Die Rechtsgrundlage: § 616 BGB
Sonderurlaub im engeren Sinn stützt sich auf § 616 BGB. Danach behält ein Beschäftigter seinen Vergütungsanspruch, wenn er „für eine verhältnismäßig nicht erhebliche Zeit“ aus einem in seiner Person liegenden Grund unverschuldet an der Arbeit gehindert ist. Anders als der Erholungsurlaub nach dem Bundesurlaubsgesetz wird Sonderurlaub also nicht auf den Jahresurlaub angerechnet – es ist eine bezahlte Freistellung zusätzlich zum normalen Urlaub.

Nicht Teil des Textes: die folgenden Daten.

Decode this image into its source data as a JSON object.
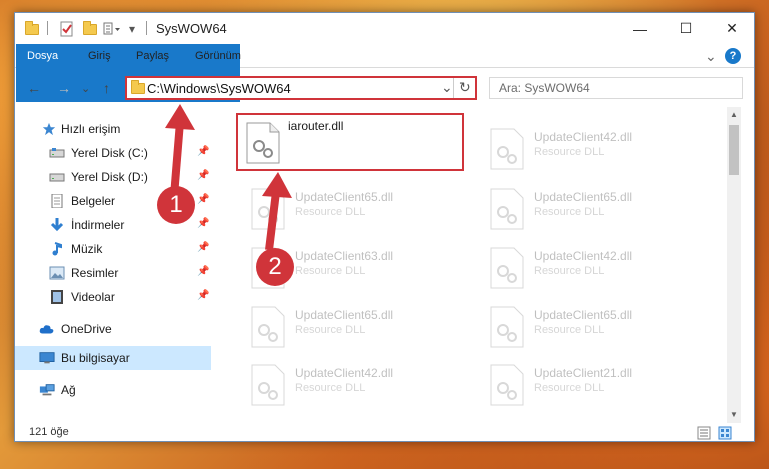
{
  "window": {
    "title": "SysWOW64"
  },
  "titlebar": {
    "quick_access_dropdown": "▾",
    "minimize": "—",
    "maximize": "☐",
    "close": "✕"
  },
  "ribbon": {
    "tabs": [
      "Dosya",
      "Giriş",
      "Paylaş",
      "Görünüm"
    ],
    "expand_chevron": "⌄",
    "help": "?"
  },
  "address": {
    "path": "C:\\Windows\\SysWOW64",
    "dropdown": "⌄",
    "refresh": "↻"
  },
  "nav": {
    "back": "←",
    "forward": "→",
    "recent": "⌄",
    "up": "↑"
  },
  "search": {
    "placeholder": "Ara: SysWOW64"
  },
  "sidebar": {
    "items": [
      {
        "label": "Hızlı erişim",
        "icon": "star-icon"
      },
      {
        "label": "Yerel Disk (C:)",
        "icon": "drive-icon",
        "pinned": true
      },
      {
        "label": "Yerel Disk (D:)",
        "icon": "drive-icon",
        "pinned": true
      },
      {
        "label": "Belgeler",
        "icon": "documents-icon",
        "pinned": true
      },
      {
        "label": "İndirmeler",
        "icon": "download-icon",
        "pinned": true
      },
      {
        "label": "Müzik",
        "icon": "music-icon",
        "pinned": true
      },
      {
        "label": "Resimler",
        "icon": "pictures-icon",
        "pinned": true
      },
      {
        "label": "Videolar",
        "icon": "videos-icon",
        "pinned": true
      },
      {
        "label": "OneDrive",
        "icon": "cloud-icon"
      },
      {
        "label": "Bu bilgisayar",
        "icon": "computer-icon",
        "selected": true
      },
      {
        "label": "Ağ",
        "icon": "network-icon"
      }
    ]
  },
  "files": [
    {
      "name": "iarouter.dll",
      "type": "",
      "highlighted": true
    },
    {
      "name": "UpdateClient42.dll",
      "type": "Resource DLL"
    },
    {
      "name": "UpdateClient65.dll",
      "type": "Resource DLL"
    },
    {
      "name": "UpdateClient65.dll",
      "type": "Resource DLL"
    },
    {
      "name": "UpdateClient63.dll",
      "type": "Resource DLL"
    },
    {
      "name": "UpdateClient42.dll",
      "type": "Resource DLL"
    },
    {
      "name": "UpdateClient65.dll",
      "type": "Resource DLL"
    },
    {
      "name": "UpdateClient65.dll",
      "type": "Resource DLL"
    },
    {
      "name": "UpdateClient42.dll",
      "type": "Resource DLL"
    },
    {
      "name": "UpdateClient21.dll",
      "type": "Resource DLL"
    }
  ],
  "status": {
    "item_count": "121 öğe"
  },
  "annotations": {
    "step1": "1",
    "step2": "2"
  },
  "colors": {
    "accent": "#1979ca",
    "annotation": "#d0343a",
    "selected_bg": "#cce8ff"
  }
}
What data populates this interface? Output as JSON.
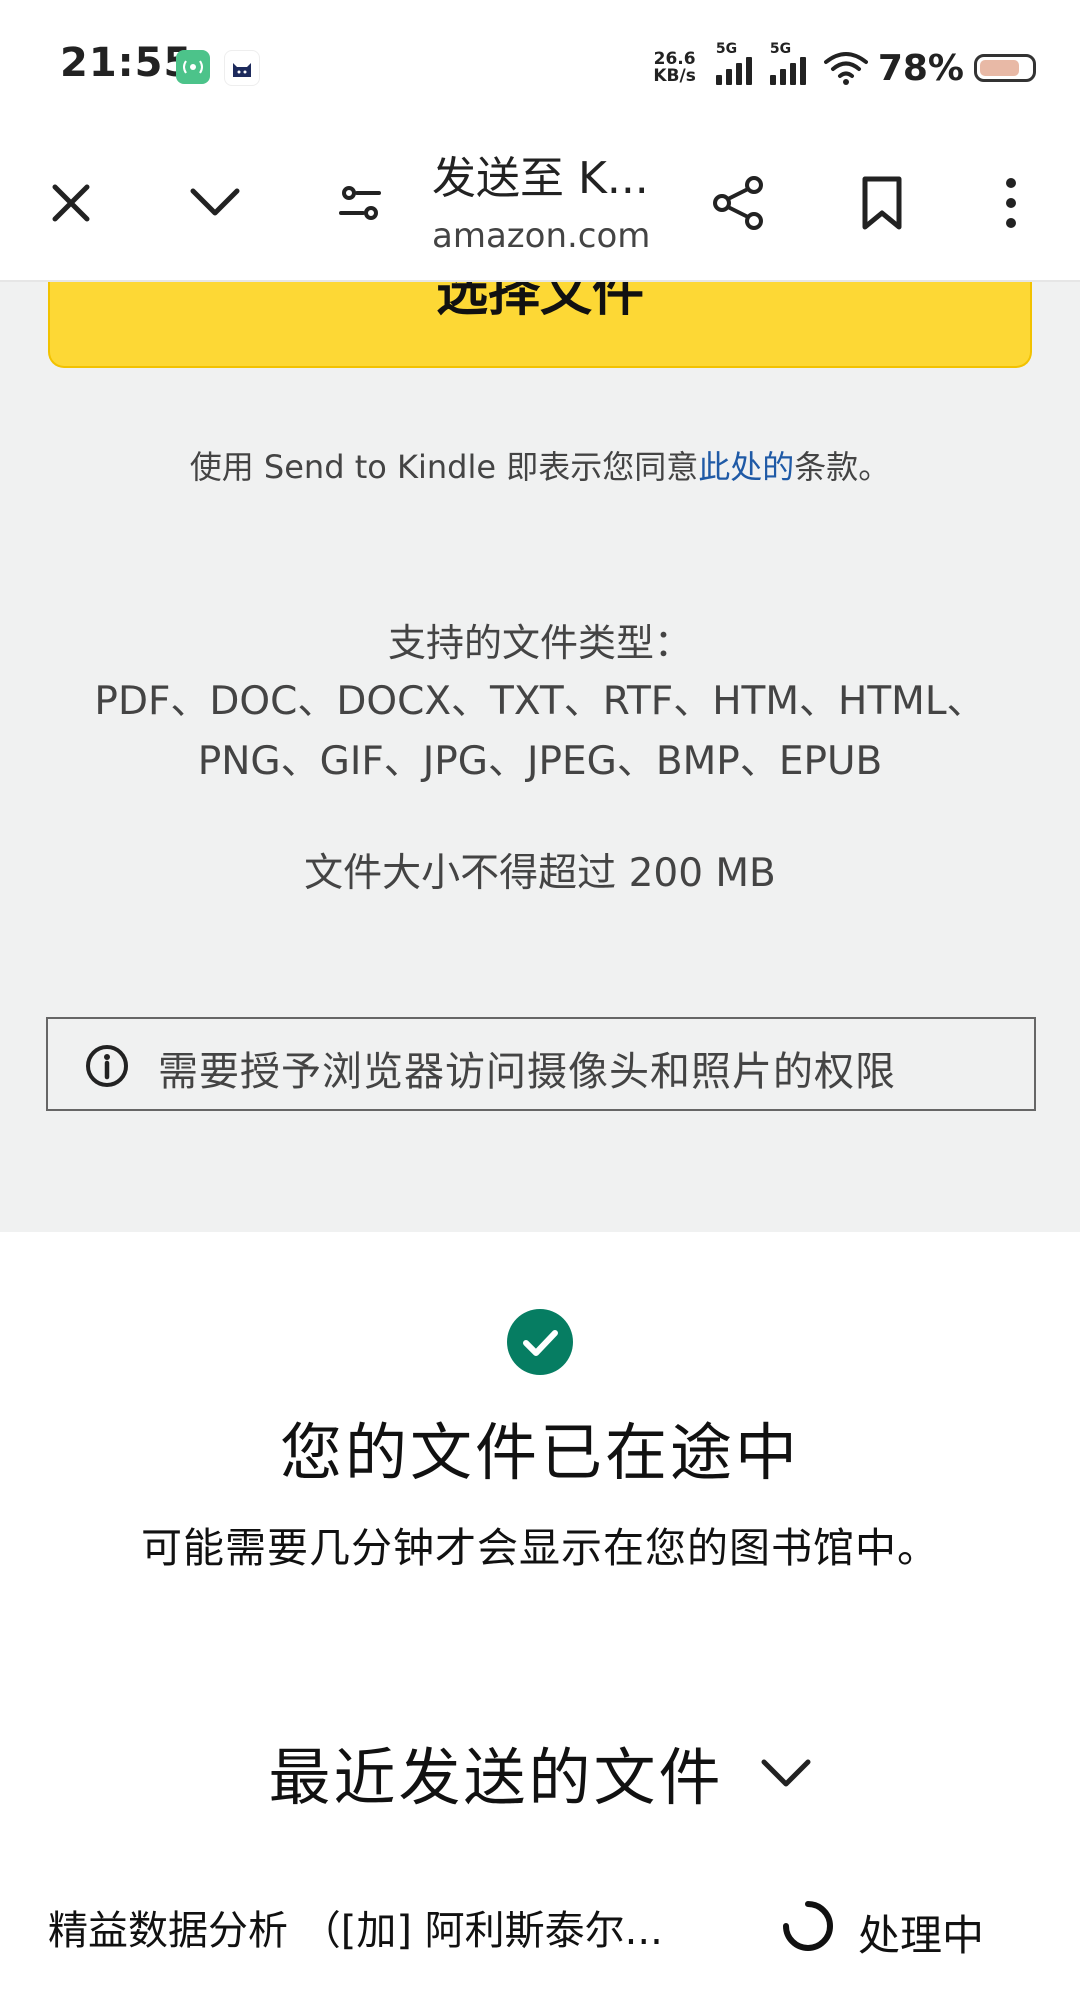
{
  "status_bar": {
    "time": "21:55",
    "net_speed_value": "26.6",
    "net_speed_unit": "KB/s",
    "signal1_label": "5G",
    "signal2_label": "5G",
    "battery_percent": "78%",
    "battery_level": 0.78,
    "icons": [
      "radio-app-icon",
      "cat-app-icon",
      "wifi-icon",
      "battery-icon"
    ]
  },
  "browser": {
    "page_title": "发送至 K...",
    "domain": "amazon.com",
    "icons": [
      "close-icon",
      "chevron-down-icon",
      "tune-icon",
      "share-icon",
      "bookmark-icon",
      "more-vert-icon"
    ]
  },
  "upload": {
    "choose_file_label": "选择文件",
    "terms_prefix": "使用 Send to Kindle 即表示您同意",
    "terms_link": "此处的",
    "terms_suffix": "条款。",
    "file_types_title": "支持的文件类型：",
    "file_types_line1": "PDF、DOC、DOCX、TXT、RTF、HTM、HTML、",
    "file_types_line2": "PNG、GIF、JPG、JPEG、BMP、EPUB",
    "size_limit": "文件大小不得超过 200 MB",
    "permission_text": "需要授予浏览器访问摄像头和照片的权限"
  },
  "success": {
    "title": "您的文件已在途中",
    "subtitle": "可能需要几分钟才会显示在您的图书馆中。",
    "recent_title": "最近发送的文件",
    "files": [
      {
        "name": "精益数据分析 （[加] 阿利斯泰尔...",
        "status": "处理中"
      }
    ]
  },
  "colors": {
    "accent_yellow": "#fdd835",
    "link_blue": "#1f5aa6",
    "success_green": "#067d62",
    "section_gray": "#f0f1f1"
  }
}
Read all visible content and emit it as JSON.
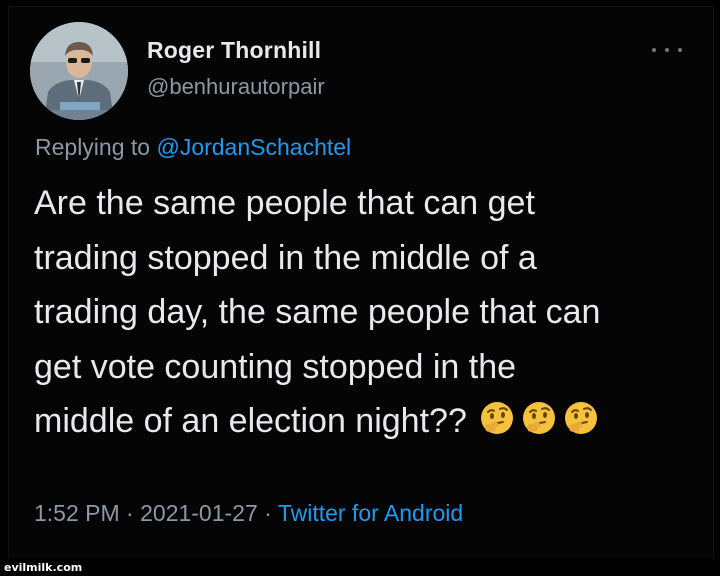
{
  "tweet": {
    "display_name": "Roger Thornhill",
    "handle": "@benhurautorpair",
    "replying_prefix": "Replying to",
    "replying_to": "@JordanSchachtel",
    "text_lines": [
      "Are the same people that can get",
      "trading stopped in the middle of a",
      "trading day, the same people that can",
      "get vote counting stopped in the",
      "middle of an election night??"
    ],
    "emojis": [
      "thinking-face",
      "thinking-face",
      "thinking-face"
    ],
    "time": "1:52 PM",
    "separator": "·",
    "date": "2021-01-27",
    "source": "Twitter for Android"
  },
  "watermark": "evilmilk.com",
  "colors": {
    "background": "#000000",
    "primary_text": "#e7e9ea",
    "secondary_text": "#8b98a5",
    "link": "#1d9bf0"
  }
}
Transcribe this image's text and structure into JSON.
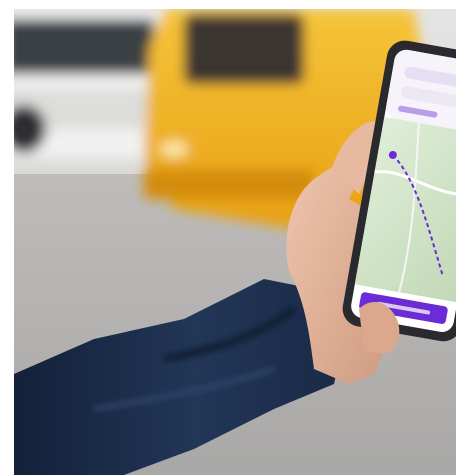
{
  "photo": {
    "subject": "hand-holding-phone",
    "colors": {
      "road": "#b7b5b3",
      "sky": "#dcdcdb",
      "bus_yellow": "#f2b21b",
      "sleeve_navy": "#1d2e4a",
      "skin": "#e2b39b",
      "map_green": "#cfe2c4",
      "app_purple": "#6b2bd6"
    }
  },
  "phone_screen": {
    "app": "map-journey-planner",
    "button_label": ""
  }
}
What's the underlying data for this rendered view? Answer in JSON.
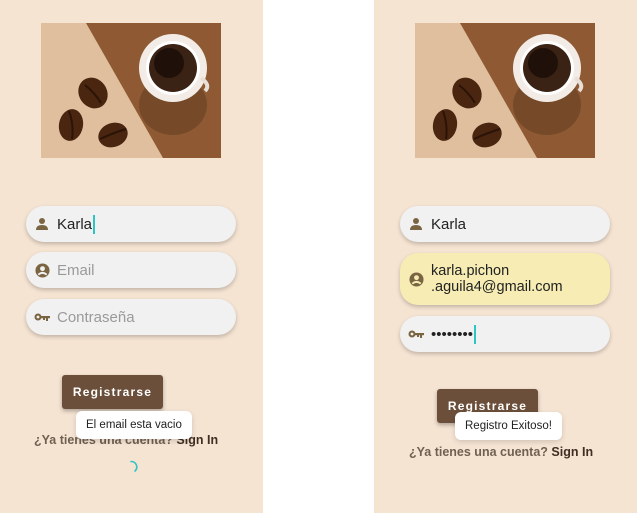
{
  "colors": {
    "background": "#f6e4d3",
    "button": "#6b4f3a",
    "field": "#f1f1f1",
    "autofill": "#f6ecb4",
    "caret": "#2ec4c4",
    "icon": "#7a6542"
  },
  "icons": [
    "coffee-hero-image",
    "person-icon",
    "account-circle-icon",
    "key-icon",
    "spinner-icon"
  ],
  "left_screen": {
    "name_field": {
      "value": "Karla",
      "icon": "person-icon",
      "focused": true
    },
    "email_field": {
      "placeholder": "Email",
      "icon": "account-circle-icon"
    },
    "password_field": {
      "placeholder": "Contraseña",
      "icon": "key-icon"
    },
    "register_button": "Registrarse",
    "signin_prompt": "¿Ya tienes una cuenta?",
    "signin_link": "Sign In",
    "toast": "El email esta vacio"
  },
  "right_screen": {
    "name_field": {
      "value": "Karla",
      "icon": "person-icon"
    },
    "email_field": {
      "value": "karla.pichon\n.aguila4@gmail.com",
      "icon": "account-circle-icon",
      "autofilled": true
    },
    "password_field": {
      "value": "••••••••",
      "icon": "key-icon",
      "focused": true
    },
    "register_button": "Registrarse",
    "signin_prompt": "¿Ya tienes una cuenta?",
    "signin_link": "Sign In",
    "toast": "Registro Exitoso!"
  }
}
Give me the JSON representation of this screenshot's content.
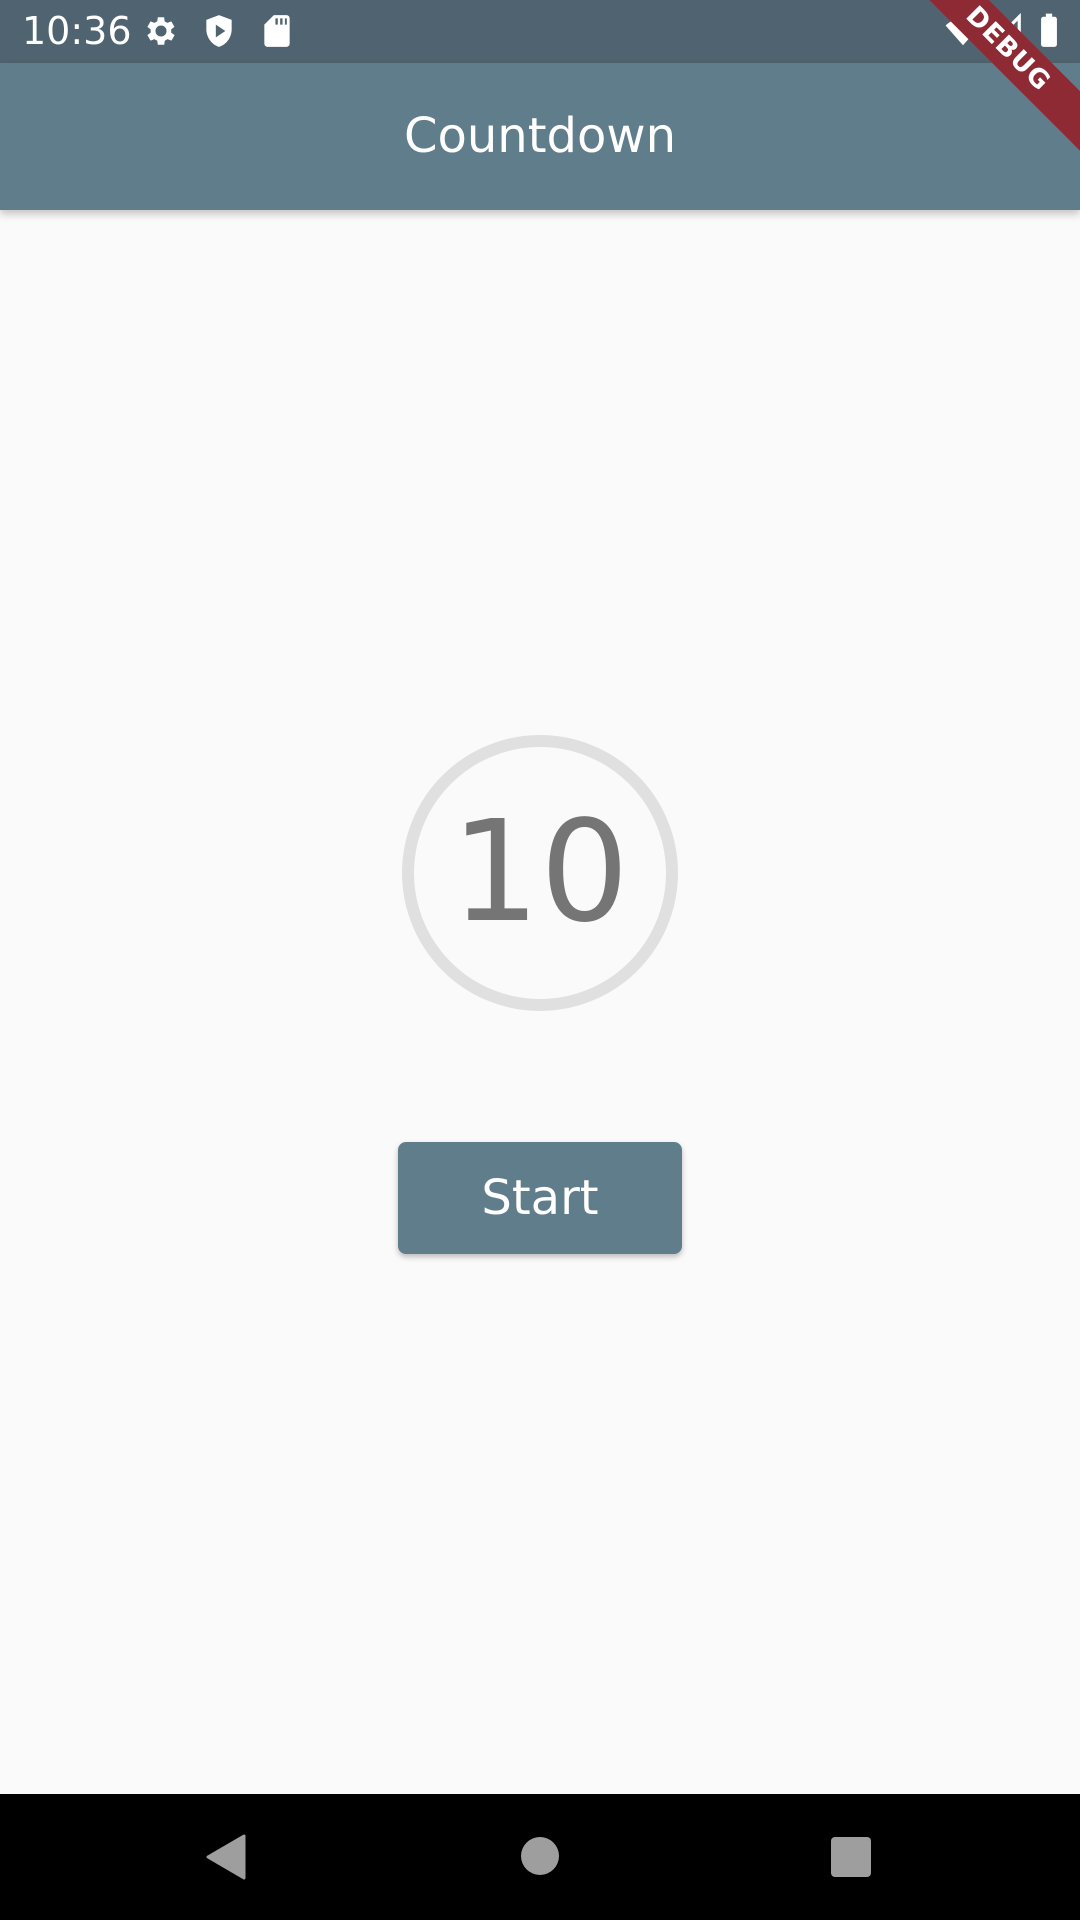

Der wichtigste Vorbehalt: § 616 ist abdingbar
Entscheidend und oft übersehen: § 616 BGB kann durch Arbeits- oder Tarifvertrag eingeschränkt oder vollständig ausgeschlossen werden. Viele Arbeitsverträge enthalten genau eine solche Klausel. Prüfen Sie deshalb zuerst den Vertrag: Ist § 616 wirksam ausgeschlossen, gibt es keinen bezahlten Sonderurlaub – der Beschäftigte müsste dann regulären Urlaub nehmen oder unbezahlt freigestellt werden. Ist er nicht ausgeschlossen, greift die gesetzliche Regel.
Typische Anlässe – und was üblich ist
Das Gesetz nennt keine feste Tageszahl. In der Praxis haben sich – auch über Tarifverträge und Rechtsprechung – folgende Größenordnungen etabliert:
- Eigene Hochzeit / Eintragung der Lebenspartnerschaft: in der Regel 1 Tag
- Geburt des eigenen Kindes (für den Partner): meist 1 Tag
- Tod naher Angehöriger (Ehe-/Lebenspartner, Eltern, Kinder): 1–2 Tage
- Betrieblich veranlasster Umzug: häufig 1 Tag
- Schwere Erkrankung eines im Haushalt lebenden Angehörigen, wenn keine andere Betreuung möglich ist
Sonderfall: krankes Kind
Muss ein Elternteil ein erkranktes Kind betreuen, greift zunächst § 616 BGB – sofern nicht ausgeschlossen. Ist er ausgeschlossen, besteht dennoch ein unbezahlter Freistellungsanspruch, und gesetzlich Versicherte erhalten Kinderkrankengeld von der Krankenkasse (§ 45 SGB V). Der Anspruch auf Kinderkrankentage wurde ausgeweitet: Er liegt bei 15 Arbeitstagen je Kind und Elternteil (Alleinerziehende 30), begrenzt auf 35 bzw. 70 Tage. Das ist arbeitsrechtlich ein anderer Weg als der klassische Sonderurlaub – wichtig für die Dienstplan-Vertretung.
Was das für den Dienstplan bedeutet
- Anlass und Vertragslage prüfen: Ist § 616 BGB ausgeschlossen? Gilt ein Tarifvertrag?
- Sonderurlaub als eigene Abwesenheitsart erfassen – getrennt vom Erholungsurlaub, damit die Urlaubstage nicht schrumpfen.
- Die entstehende Lücke frühzeitig besetzen: offene Schicht ausschreiben oder Springer einplanen.
- Nachweis dokumentieren (z. B. Sterbeurkunde, Heiratsurkunde) und die bezahlte Abwesenheit sauber an den Lohn übergeben.